Ne demişti, ülkesinin, devletinin hukuku:

"Senin baban çetenin finansörü..."

Oysa neydi sevgili babasının ona bıraktığı o muazzam tereke?

19 bin YTL Bağkur borcu.

Ev kirasını ödeyemediği için akraba yanına sığınan biçare bir anne.

Ve yapılan vicdansızlığa duyulan bir öfke.

Ne kadar bastırırsan bastır, geriye bütün bir hayat boyu kalacak derin bir hüzün.

Belki de devletine, ülkene karşı yapabileceğin son en büyük fedakárlık.

O öfkeyi, o hıncı, o nefreti, sadece ve sadece derin bir hüzne çevirebilmek ve hayatının geri kalan kısmını o ıstırapla idame ettirmek.

Üstelik aradan 13 ay geçmiş ve hálá babasının suçunun ne olduğunu öğrenememiş.

Herkesin güveneceği adalet, onun sırtına ne yapıştırmış, hálá meçhul.

Üstelik hiç de bilemeyecek.

Şuuru kapandıktan sonra, bir hastane köşesine beşeri bir enkaz halinde terk edilmiş o beden bir daha hiç konuşamayacak.

Hayatı boyunca savunduğu devletinin savcısı onun sırtına iddianameyi yapıştıracak, o ise söz alıp, "Suçsuzum" diyemeyecek.

Artık kendisini mahkeme önünde bile savunamayacak.

Davası düşecek, ona beraat hakkı bile tanınmayacak.

Birisi ona suçlusun diyecek, o ise suçsuzum bile diyemeyecek.

O leke kalacak.

Allah’tan ki, onu bir hastane köşesine terk eden vicdansızlık lekesi ondan da büyük kalacak.

* * *

Önceki gün bu ülkeden iki cenaze kalktı.

O cenazelerin başında iki çocuk vardı.

Ve herkes emin olsun ki, bu iki çocuk da, babalarını hiç unutmayacaklar...

* * *

DÜZELTME Dün akşamüzeri Genelkurmay Başkanı Orgeneral Yaşar Büyükanıt aradı.

"Dünkü yazınızda bir hata var" diyerek söze başladı ve devam etti:

"Genelkurmay’a gelen gazetecilerle konuşmaların kayda alındığını söylüyorsunuz.
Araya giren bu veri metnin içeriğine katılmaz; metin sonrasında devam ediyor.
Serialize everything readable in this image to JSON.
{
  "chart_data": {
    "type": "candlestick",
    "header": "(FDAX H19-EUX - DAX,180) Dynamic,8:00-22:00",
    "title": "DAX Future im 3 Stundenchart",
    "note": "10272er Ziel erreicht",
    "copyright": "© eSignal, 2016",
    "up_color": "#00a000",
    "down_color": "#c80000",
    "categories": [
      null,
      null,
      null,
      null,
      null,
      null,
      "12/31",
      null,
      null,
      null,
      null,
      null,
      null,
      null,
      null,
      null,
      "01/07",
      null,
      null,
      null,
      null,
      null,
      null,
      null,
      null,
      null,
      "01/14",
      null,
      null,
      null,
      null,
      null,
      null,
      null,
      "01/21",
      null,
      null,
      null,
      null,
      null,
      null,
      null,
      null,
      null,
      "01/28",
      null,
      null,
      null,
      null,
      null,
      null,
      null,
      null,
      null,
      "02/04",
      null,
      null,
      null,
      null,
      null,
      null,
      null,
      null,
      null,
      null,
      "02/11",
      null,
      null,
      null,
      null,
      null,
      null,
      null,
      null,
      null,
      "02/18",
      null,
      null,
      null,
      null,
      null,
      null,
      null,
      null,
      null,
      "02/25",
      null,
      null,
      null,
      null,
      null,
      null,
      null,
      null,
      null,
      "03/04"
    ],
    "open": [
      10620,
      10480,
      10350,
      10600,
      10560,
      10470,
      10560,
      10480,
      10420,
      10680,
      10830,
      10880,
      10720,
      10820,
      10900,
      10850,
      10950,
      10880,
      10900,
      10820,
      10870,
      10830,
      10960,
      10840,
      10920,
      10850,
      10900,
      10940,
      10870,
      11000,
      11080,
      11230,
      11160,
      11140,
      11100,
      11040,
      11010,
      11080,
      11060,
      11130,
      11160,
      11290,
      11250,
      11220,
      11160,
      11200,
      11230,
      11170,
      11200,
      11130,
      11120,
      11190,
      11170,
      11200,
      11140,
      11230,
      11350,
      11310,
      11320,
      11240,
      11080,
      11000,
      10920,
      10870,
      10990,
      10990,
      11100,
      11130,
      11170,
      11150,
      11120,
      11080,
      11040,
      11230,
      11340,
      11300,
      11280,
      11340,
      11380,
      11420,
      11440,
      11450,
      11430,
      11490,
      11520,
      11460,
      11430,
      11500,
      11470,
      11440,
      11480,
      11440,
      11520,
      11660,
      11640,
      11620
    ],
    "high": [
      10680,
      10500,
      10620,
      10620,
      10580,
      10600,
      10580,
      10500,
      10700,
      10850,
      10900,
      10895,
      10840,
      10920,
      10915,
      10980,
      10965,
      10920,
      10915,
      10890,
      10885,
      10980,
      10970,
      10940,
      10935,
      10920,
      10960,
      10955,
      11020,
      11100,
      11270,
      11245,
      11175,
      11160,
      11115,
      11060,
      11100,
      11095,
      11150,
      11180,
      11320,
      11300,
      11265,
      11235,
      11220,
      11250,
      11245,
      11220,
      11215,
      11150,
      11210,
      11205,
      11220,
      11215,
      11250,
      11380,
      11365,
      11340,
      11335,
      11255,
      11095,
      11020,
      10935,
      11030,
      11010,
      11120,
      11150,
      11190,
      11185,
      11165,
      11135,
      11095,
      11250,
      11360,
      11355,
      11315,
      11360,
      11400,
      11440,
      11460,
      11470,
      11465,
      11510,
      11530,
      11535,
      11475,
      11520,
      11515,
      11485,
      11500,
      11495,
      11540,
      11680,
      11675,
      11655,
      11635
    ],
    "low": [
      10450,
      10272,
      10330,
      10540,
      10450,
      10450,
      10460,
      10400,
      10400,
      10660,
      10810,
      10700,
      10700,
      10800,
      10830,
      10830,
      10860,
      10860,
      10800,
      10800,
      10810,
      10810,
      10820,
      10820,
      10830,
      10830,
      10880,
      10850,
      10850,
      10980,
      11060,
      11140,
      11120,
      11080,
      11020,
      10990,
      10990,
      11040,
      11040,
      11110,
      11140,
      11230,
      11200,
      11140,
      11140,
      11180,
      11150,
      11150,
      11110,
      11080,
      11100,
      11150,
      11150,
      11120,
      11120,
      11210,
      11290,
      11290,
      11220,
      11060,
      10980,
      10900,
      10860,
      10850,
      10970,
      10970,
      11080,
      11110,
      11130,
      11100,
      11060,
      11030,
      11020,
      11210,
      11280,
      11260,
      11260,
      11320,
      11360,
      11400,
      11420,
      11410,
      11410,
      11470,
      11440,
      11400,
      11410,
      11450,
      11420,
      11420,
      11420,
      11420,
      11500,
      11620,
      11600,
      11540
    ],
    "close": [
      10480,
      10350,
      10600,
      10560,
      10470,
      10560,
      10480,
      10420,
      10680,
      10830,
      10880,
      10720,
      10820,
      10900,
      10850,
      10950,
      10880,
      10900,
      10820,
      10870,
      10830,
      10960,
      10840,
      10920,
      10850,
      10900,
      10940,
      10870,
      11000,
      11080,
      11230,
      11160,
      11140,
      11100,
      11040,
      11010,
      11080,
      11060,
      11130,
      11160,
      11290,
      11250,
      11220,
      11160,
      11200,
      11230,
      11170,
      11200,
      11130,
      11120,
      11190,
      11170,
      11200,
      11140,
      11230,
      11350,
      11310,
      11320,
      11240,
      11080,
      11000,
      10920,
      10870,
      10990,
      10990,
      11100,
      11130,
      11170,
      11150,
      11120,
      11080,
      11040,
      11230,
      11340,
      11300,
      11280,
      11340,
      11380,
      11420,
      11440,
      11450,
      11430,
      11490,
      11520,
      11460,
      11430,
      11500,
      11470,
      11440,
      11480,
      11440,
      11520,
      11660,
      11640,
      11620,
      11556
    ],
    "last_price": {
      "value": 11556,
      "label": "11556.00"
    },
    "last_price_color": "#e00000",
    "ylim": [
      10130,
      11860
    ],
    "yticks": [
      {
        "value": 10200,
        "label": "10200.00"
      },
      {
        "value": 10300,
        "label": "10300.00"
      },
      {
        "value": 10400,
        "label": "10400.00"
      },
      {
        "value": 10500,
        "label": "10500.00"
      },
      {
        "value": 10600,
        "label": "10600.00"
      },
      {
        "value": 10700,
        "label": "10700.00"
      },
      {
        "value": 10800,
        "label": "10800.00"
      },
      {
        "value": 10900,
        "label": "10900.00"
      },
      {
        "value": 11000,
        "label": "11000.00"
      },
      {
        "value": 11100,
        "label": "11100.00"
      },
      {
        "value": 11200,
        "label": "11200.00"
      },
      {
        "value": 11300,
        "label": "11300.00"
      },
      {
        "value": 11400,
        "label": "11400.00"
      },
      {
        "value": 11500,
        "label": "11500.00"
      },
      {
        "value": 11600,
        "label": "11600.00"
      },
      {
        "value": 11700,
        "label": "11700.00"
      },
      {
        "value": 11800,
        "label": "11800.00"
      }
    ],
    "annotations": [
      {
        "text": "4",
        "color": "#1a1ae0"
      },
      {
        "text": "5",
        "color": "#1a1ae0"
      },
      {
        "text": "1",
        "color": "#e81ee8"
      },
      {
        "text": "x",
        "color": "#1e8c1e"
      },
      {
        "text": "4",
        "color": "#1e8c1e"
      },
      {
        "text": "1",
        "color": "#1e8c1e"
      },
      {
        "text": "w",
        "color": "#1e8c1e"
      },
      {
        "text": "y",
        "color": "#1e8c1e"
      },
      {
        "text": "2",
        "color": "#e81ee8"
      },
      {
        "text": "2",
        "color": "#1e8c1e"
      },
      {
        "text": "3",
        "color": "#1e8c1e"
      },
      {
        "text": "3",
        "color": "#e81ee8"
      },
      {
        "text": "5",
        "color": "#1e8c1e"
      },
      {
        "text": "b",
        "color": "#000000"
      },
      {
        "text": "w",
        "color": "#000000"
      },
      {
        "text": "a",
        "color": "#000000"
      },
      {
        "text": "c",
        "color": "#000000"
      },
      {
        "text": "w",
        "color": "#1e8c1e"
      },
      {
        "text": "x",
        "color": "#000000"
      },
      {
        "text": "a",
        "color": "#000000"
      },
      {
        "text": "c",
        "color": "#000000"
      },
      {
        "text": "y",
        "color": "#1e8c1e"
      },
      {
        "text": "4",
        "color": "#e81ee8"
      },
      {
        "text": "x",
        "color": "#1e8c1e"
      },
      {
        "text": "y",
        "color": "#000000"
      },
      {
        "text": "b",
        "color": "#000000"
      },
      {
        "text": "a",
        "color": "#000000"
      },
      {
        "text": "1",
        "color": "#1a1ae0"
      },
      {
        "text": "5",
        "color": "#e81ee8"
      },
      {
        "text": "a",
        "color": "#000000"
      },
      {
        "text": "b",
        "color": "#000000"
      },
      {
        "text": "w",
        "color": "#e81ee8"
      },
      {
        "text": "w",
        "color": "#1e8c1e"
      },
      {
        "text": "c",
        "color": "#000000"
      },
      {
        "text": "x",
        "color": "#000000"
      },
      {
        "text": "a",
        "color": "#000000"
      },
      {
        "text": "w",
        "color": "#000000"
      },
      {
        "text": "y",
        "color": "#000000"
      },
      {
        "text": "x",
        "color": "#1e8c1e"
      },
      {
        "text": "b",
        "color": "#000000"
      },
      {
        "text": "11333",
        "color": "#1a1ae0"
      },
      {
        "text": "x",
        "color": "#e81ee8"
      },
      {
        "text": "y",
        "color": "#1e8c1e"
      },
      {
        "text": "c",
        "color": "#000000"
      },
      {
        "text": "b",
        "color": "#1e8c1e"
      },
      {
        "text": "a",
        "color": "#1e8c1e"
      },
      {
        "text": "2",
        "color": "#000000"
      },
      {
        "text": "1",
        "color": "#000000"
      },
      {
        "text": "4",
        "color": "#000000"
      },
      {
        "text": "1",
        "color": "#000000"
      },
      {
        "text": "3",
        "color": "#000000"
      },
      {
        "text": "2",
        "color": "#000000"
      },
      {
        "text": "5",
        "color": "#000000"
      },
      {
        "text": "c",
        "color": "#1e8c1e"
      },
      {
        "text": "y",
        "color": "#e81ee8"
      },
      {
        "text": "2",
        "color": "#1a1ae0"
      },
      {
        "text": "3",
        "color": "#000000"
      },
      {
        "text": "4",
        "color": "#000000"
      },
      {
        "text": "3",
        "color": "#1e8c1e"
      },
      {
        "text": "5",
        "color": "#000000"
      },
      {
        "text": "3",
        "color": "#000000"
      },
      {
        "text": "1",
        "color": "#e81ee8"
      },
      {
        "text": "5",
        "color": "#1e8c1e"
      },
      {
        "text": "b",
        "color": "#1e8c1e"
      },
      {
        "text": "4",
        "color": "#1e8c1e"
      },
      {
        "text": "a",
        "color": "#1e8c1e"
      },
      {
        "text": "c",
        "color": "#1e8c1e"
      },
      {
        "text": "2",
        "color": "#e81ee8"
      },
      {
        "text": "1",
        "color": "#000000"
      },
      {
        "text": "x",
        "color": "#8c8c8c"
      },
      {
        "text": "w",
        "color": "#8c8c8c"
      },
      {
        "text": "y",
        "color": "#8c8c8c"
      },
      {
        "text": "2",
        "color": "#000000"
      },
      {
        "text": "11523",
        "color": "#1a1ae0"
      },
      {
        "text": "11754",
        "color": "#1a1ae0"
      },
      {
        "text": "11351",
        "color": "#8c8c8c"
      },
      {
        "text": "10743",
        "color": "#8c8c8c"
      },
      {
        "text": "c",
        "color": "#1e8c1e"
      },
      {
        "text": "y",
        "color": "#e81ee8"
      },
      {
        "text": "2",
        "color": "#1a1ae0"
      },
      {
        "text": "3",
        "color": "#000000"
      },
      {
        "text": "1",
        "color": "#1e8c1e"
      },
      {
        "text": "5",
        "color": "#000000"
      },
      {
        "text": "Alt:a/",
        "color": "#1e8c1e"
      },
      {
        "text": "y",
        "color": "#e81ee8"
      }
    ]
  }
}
Bu kesinlikle doğru değil."

O an yazımda bir hata yaptığımı fark ediyorum. Mustafa Balbay’ın önüne konulan kaset Jandarma Genel Komutanlığı İstihbarat Daire Başkanı’nın odasında kaydedilmişti.

"Peki bu kayıt niçin yapılmış olabilir" diye sorduğumda, "Tahmin ediyorum orada teknik bir hata olmuş" dedi.